The second case involved UM hockey freshman Jeff Tory, who was found ineligible based on his Canadian high school transcript. Diamond said although he was not involved in the Tory case – the information was released by former UM athletic director Mike Ploszek – Diamond believes Tory’s transcript from a non-federally funded institution would not come under Buckley jurisdiction.
The third case, in which five UM graduate students were found to be taking inadequate course loads to be eligible, could not have been released without identifying the student-athletes involved. “Their enrollment status meant they would be identified anyway,” said Diamond.
According to Diamond, the most recent case involving at least nine student-athletes, “clearly deals with students’ academic performance and progress. The other cases had extenuating circumstances. Because of those circumstances we felt Buckley did not provide the protection it would in other situations.”
If you’re looking for consistent judgment of what falls under Buckley from college to college, forget it. The University of Maryland has interpreted it differently than Maine, at least differently than Maine’s most recent interpretation.
“We’ve gone to our lawyers about it,” said Herb Hartnett, sports information director at Maryland. “What they’ve basically said is it is open to many interpretations.”
On Sept. 2, Hartnett’s office released to the media the names of three Maryland football players the institution had declared academically ineligible. The reason Maryland named names? To prevent the media from becoming intrusive.
“We’re in a competitive newspaper market. If we’ve got a football player not on the field, we know questions are going to be asked. Given that situation we release the names but give as little information as possible after that,” Hartnett said, noting Maryland has used this disclosure policy for several years and has never had a student-athlete complain.
Problems for the media
The problems that can arise when the media bumps up against the Buckley Amendment became apparent during UMaine’s most recent eligibility situation.
Though it didn’t name names, Diamond’s group did release the number of student-athletes and the number of teams affected by the NCAA violation. The media responded by trying to learn which student-athletes were missing from which teams and why.

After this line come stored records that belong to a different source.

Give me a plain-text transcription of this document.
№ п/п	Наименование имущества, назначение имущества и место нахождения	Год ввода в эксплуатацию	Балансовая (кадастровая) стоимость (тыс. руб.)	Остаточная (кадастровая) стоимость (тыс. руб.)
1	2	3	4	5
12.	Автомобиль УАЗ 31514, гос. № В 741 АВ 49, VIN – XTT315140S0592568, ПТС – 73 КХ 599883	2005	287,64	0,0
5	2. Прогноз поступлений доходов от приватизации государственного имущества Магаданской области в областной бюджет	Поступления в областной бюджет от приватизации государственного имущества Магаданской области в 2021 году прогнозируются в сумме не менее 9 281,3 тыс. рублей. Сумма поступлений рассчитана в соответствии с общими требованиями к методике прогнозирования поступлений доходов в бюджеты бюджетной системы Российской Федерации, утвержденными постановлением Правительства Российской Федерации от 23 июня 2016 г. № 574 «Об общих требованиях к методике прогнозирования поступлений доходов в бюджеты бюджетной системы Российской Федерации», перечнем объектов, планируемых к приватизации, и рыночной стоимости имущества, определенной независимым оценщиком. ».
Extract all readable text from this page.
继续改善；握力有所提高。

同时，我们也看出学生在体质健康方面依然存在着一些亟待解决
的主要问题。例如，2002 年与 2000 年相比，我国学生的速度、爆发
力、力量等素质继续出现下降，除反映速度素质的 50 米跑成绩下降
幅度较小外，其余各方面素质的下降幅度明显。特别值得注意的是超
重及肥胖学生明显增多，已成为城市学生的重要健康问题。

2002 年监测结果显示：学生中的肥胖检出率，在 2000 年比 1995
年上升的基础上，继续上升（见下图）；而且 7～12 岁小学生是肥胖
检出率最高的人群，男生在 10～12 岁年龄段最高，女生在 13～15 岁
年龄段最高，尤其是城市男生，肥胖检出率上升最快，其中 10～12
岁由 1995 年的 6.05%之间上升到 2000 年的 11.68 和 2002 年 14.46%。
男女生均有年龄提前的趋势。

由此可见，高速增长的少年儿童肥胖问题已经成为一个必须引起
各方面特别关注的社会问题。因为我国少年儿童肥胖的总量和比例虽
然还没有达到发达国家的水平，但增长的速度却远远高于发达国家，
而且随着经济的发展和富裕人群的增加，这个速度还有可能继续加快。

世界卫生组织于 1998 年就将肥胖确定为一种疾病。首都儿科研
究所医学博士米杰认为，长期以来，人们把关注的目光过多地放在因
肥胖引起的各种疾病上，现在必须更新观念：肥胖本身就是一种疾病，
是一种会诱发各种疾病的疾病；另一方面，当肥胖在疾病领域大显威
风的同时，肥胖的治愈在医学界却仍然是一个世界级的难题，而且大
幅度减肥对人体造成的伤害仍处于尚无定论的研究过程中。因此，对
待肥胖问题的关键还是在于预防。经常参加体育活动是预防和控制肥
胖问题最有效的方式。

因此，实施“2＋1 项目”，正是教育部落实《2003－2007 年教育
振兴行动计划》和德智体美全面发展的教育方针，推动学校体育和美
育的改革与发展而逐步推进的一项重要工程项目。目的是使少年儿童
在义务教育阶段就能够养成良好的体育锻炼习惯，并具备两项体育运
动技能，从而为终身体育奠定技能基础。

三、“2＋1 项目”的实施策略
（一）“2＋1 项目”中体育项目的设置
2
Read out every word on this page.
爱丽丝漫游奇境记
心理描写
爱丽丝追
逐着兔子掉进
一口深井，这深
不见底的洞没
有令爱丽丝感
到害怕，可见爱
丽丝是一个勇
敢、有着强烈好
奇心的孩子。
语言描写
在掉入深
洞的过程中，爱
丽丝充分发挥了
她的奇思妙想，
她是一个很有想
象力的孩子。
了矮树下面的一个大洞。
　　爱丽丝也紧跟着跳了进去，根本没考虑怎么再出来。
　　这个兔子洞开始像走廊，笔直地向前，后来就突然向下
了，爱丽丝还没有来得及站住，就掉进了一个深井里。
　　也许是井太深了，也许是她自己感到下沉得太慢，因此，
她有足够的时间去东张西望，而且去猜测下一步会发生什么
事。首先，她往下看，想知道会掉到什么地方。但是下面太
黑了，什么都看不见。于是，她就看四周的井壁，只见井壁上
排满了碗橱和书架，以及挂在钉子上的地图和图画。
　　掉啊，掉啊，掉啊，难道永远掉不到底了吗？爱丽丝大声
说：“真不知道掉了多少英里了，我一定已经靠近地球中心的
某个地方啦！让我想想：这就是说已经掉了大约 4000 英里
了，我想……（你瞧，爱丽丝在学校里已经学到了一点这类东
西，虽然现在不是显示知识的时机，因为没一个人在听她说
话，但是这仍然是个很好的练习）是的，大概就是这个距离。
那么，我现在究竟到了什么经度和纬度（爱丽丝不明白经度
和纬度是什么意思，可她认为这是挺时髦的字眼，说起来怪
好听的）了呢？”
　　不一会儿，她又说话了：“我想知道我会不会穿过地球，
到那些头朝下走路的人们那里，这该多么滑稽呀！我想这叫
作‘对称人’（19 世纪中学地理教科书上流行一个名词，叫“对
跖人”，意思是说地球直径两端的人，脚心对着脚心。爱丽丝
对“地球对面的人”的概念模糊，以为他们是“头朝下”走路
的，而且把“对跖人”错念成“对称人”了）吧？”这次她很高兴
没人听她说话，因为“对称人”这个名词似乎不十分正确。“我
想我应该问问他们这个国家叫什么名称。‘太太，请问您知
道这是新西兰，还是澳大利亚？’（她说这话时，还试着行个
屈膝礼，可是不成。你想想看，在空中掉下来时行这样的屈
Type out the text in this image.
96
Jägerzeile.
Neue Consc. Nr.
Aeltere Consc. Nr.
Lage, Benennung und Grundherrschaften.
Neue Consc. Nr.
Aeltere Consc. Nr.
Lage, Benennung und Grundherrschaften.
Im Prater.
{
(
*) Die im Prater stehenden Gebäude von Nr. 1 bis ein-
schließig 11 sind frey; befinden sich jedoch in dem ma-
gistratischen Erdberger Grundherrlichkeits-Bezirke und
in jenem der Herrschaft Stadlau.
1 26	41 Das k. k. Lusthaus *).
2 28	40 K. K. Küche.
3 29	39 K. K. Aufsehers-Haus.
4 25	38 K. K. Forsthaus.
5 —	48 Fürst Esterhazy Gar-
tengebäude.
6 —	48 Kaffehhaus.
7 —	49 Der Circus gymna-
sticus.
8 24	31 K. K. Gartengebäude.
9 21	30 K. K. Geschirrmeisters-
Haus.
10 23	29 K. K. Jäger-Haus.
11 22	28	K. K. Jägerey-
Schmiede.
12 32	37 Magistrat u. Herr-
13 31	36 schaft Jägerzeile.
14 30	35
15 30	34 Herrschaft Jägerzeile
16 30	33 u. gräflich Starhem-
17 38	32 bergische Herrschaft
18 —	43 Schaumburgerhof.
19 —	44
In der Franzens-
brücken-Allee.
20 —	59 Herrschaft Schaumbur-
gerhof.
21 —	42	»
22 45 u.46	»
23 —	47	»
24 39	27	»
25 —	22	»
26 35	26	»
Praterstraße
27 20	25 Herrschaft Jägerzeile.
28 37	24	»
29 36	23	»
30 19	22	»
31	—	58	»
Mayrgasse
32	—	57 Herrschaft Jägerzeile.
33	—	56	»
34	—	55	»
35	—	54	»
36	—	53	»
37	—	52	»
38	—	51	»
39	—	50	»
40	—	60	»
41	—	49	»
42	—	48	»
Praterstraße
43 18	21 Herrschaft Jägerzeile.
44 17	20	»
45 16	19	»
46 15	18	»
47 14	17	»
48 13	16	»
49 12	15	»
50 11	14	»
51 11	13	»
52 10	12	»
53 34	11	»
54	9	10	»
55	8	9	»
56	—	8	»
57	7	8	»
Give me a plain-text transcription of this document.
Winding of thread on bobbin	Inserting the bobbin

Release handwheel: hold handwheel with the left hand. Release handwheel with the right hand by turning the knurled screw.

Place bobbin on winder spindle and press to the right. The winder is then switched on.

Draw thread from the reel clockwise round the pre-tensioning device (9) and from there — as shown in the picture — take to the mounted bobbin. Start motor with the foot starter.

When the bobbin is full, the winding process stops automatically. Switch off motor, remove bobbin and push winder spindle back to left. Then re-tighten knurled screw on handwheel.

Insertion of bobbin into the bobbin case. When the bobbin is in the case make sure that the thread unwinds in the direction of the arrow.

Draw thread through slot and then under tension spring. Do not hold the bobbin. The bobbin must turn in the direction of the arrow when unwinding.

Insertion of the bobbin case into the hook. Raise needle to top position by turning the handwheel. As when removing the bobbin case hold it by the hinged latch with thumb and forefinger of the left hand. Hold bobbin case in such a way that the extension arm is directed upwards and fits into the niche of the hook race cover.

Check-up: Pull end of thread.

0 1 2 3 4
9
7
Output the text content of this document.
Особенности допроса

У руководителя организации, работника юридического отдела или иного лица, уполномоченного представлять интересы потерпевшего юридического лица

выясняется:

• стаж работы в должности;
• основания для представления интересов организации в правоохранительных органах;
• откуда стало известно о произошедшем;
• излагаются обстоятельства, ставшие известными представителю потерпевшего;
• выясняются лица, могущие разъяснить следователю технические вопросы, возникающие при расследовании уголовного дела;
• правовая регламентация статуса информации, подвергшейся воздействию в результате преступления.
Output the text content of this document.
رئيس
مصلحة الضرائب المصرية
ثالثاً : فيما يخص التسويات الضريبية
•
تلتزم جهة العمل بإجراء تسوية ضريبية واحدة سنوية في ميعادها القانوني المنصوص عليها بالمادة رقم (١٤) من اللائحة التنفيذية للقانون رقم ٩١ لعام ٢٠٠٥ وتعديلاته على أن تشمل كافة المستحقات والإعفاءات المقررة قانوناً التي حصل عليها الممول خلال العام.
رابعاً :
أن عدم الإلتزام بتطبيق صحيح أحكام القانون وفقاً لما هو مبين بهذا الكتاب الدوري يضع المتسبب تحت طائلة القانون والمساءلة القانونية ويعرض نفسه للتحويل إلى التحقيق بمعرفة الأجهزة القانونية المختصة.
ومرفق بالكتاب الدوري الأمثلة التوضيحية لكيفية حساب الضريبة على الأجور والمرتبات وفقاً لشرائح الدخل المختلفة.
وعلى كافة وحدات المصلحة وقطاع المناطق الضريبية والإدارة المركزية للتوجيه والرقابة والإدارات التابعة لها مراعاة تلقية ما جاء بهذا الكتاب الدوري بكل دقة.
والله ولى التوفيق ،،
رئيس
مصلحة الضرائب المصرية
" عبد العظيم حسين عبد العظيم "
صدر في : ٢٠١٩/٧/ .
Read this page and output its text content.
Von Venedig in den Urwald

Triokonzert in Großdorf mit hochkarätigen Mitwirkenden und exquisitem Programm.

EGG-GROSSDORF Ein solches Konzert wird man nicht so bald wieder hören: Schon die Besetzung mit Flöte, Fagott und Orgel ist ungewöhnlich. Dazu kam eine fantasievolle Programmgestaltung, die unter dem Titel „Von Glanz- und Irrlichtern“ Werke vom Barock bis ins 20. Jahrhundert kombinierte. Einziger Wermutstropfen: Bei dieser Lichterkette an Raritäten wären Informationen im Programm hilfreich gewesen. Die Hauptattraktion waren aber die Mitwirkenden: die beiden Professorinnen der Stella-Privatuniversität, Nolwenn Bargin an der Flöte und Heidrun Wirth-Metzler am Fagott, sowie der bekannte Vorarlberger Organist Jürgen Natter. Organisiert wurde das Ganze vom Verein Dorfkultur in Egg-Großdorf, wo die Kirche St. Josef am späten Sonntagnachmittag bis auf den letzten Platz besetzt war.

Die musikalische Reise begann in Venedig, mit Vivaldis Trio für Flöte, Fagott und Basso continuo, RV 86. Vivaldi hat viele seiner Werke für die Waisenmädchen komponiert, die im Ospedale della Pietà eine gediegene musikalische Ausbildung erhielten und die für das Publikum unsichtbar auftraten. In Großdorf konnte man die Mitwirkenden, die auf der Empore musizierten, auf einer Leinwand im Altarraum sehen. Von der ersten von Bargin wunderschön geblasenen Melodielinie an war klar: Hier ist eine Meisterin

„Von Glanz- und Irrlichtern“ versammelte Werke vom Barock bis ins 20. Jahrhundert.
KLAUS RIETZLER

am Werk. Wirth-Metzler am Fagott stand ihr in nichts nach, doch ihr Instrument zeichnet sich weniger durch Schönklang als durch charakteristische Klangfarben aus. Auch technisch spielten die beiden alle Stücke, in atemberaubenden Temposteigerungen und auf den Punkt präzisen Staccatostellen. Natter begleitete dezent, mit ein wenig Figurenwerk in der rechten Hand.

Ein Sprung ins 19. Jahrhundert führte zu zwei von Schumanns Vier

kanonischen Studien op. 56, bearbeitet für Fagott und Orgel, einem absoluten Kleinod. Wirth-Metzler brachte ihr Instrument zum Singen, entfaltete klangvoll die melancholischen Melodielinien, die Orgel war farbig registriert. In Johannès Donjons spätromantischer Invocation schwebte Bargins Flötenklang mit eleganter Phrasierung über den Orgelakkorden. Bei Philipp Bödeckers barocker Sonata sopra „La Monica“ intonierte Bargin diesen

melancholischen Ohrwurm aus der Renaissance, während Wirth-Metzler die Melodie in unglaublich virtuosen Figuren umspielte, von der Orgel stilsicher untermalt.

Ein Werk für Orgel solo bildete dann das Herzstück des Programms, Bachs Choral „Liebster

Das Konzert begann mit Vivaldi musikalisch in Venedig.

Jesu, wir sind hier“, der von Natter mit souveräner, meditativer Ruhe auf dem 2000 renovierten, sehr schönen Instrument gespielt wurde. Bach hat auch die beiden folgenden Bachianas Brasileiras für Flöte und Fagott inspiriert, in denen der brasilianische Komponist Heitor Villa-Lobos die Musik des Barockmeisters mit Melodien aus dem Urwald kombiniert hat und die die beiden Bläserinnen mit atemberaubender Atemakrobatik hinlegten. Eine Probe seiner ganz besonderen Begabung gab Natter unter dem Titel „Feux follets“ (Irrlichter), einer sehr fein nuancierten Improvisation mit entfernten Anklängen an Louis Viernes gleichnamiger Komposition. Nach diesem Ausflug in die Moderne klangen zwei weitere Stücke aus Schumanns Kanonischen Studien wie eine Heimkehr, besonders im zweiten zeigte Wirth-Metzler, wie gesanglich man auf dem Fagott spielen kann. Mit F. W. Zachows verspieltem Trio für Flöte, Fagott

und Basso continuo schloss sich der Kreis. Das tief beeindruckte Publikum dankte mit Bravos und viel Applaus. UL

Some shoddy journalism resulted in injured UMaine football player Brendon Parker of Haverhill, Mass., being incorrectly reported in two newspapers as a possible victim of Maine’s NCAA violation. The error was painful for Parker.
“Back home my mother was confronted at a football game by my high school coach,” said Parker, a third-year elementary education major who blames the media for the mistake. “He asked her why I was ineligible. She didn’t know what was going on. The whole town was wondering.”
While there is no excuse for shoddy journalism, Parker’s dilemma calls into question UMaine’s use of the Buckley Amendment. Wouldn’t it have been better for UMaine officials to emulate Maryland and identify ineligible student-athletes rather than to risk situations like Parker’s?
“How the media does its job is not our responsibility,” answered Diamond.
The debate over what should and should not be revealed about student-athlete records goes well beyond naming ineligible players.
Drake University Professor Jon Ericson is openly critical of the Buckley Amendment. He advocates universities publicly disclosing everything short of grades.
“Why do I have a right to know your major but I don’t have a right to know what courses you’re taking to complete that major?” asked Ericson, who calls the Buckley Amendment “poorly written” and advocates re-writing it. “If the public ever knew what goes on behind the shield of the Buckley Amendment, they would be shocked.”
From the student-athlete’s perspective, Maine’s Parker said he is uncomfortable with such full disclosure. He points out each student-athlete signs a waiver allowing the university to release directory information like height, weight, hometown, and major. Beyond that?
“I think it should be up to the individual to decide what they want to make public,” said Parker. “I think privacy is important.”